19 August 2008

Run in Terror! They're Learning, PART II

Jesus fucking christ! NOT AGAIN! They're learning again - first it's tools (see: http://whydolphinssuck.blogspot.com/2008/07/run-in-terror-theyre-learning.html), now it's tail walking. The full article and link is below, but here's the gist of it:

A wild dolphin is apparently teaching other members of her group to walk on their tails, a behaviour usually seen only after training in captivity.

This does not bode well for myself, nor mankind as a whole. If they're now mastering tail walking in the wild, how long until they learn REAL walking? And once that starts the next step is opposable thumbs and Kalashnikov rifles. I mean if some Hutu can get a hold of 34 dozen AK-47's, how hard can it be for the dolphin militia to buy some black market Chinese knock-off assault rifles? Not hard, I should think considering I have like 19 of them and I'm not even 13 years old yet. OK - that was a lie - I have 14 Soviet made killing implements. One more than my age, of 13. Because I'm thirteen and I like candy and windowless vans with murals of dragons on the side. Sure mister, I'd love a lollipop!

Wow - that got dark quickly. Sorta went Amber Alert pretty fast there.

Back on track. Dolphins walking. This is bad fucking news. And since it's from the BBC, there has to be some sort of commie-pinko-red plot in the dissemination of this information. It's as if they're consciously trying to hip the dolphins to the fact that they're special little fishes. And yes, I said "hip {them} to the fact" because that's how I jive.

Now if you'll excuse me, I have to jam with Mingus and Bird. If by "jam" you mean "put fire under spoon, wrap arm, inject" then yes, jam.

http://news.bbc.co.uk/2/hi/science/nature/7570097.stm

Wild dolphins tail-walk on water

By Richard Black
Environment correspondent, BBC News website

Tail-walking dolphin
The tail-walking dolphins were spotted at the coast near Adelaide

A wild dolphin is apparently teaching other members of her group to walk on their tails, a behaviour usually seen only after training in captivity.

The tail-walking group lives along the south Australian coast near Adelaide.

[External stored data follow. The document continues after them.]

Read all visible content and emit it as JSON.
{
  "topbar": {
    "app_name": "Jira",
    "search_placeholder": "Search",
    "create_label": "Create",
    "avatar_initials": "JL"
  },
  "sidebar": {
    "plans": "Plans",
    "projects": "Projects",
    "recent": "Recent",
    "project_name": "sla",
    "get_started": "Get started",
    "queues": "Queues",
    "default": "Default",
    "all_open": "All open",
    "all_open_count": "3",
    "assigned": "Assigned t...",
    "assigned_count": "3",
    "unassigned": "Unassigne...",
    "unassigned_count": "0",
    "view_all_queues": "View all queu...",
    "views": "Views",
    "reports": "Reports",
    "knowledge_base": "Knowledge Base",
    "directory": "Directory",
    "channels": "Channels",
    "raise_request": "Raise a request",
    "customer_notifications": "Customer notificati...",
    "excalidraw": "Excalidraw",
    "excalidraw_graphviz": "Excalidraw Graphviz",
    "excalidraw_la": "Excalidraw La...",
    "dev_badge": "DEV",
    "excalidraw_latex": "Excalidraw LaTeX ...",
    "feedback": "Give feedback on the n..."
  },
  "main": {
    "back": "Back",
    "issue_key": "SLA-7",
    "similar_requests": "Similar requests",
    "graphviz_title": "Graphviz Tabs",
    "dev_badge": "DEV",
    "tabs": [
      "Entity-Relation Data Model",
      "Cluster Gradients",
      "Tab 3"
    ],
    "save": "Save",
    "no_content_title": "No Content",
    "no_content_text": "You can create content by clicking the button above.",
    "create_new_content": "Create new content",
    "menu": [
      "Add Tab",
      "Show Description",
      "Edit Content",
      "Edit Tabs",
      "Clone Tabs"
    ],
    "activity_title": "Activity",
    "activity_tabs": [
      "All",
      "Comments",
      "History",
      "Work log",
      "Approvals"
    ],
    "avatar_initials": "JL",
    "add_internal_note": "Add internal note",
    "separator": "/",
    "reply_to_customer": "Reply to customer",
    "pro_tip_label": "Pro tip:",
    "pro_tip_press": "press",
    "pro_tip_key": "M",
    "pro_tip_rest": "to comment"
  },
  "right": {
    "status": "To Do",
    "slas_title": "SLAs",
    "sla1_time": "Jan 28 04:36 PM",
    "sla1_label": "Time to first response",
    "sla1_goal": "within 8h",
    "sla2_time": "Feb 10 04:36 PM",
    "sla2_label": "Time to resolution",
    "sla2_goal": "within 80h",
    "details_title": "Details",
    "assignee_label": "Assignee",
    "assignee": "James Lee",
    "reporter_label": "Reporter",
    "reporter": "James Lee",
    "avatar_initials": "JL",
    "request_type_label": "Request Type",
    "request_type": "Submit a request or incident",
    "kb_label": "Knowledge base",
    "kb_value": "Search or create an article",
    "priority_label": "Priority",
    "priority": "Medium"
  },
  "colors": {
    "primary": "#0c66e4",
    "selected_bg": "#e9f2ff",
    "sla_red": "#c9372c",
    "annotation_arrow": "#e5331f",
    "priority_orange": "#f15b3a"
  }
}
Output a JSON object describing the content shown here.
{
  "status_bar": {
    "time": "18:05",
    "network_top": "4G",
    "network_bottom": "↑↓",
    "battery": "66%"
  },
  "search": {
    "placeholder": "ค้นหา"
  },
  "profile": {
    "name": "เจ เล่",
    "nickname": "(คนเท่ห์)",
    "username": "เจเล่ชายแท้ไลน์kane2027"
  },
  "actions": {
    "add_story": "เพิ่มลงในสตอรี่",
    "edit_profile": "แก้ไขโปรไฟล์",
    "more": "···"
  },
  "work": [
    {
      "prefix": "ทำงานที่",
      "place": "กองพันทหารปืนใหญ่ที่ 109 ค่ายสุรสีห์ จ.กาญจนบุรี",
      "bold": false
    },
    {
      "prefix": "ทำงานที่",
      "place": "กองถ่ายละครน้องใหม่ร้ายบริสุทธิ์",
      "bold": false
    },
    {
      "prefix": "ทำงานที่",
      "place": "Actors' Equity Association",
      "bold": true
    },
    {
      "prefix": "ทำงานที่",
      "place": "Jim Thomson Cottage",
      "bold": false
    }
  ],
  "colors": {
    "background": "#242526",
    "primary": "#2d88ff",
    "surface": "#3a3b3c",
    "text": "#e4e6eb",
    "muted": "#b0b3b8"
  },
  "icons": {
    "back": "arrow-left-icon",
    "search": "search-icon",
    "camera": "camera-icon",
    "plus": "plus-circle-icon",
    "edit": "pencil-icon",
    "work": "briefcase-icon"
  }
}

One of them spent a short time after illness in a dolphinarium 20 years ago and may have picked up the trick there.

Scientists studying the group say tail-walk tuition has not been seen before, and suggest the habit may emerge as a form of "culture" among this group.

"We can't for the life of us work out why they do it," said Mike Bossley from the Whale and Dolphin Conservation Society (WDCS), one of the scientists who have been monitoring the group on the Port River estuary.

"We're doing systematic observations now to determine if there's something that may trigger it, but so far we haven't found anything," he told BBC News.

Rich culture

In the 1980s, Billie, one of the females in the group, spent a few weeks in a local dolphinarium recovering from malnutrition and sickness, a consequence of having been trapped in a marina lock.

It would seem that among the Port River dolphins we may have an incipient tail-walking culture
Mike Bossley

She received no training there, but may have seen others tail-walking.

Now, other females in the group have picked up the habit. It is seen rarely in the wild, and the obvious inference is that they have learned it from Billie.

"This indicates that they do learn from each other, which is not a surprise really, but it does also seem that they exhibit elements of what in humans we would call 'cultural' behaviour," said Dr Bossley.

"These are things that groups develop and are passed between individuals and that come to define those groups, such as language or dancing; and it would seem that among the Port River dolphins we may have an incipient tail-walking culture."

The "cultural" transmission of ideas and skills has been documented in apes, while dolphins off the coast of Western Australia are known to teach their young to use sponges as an aid when gathering food.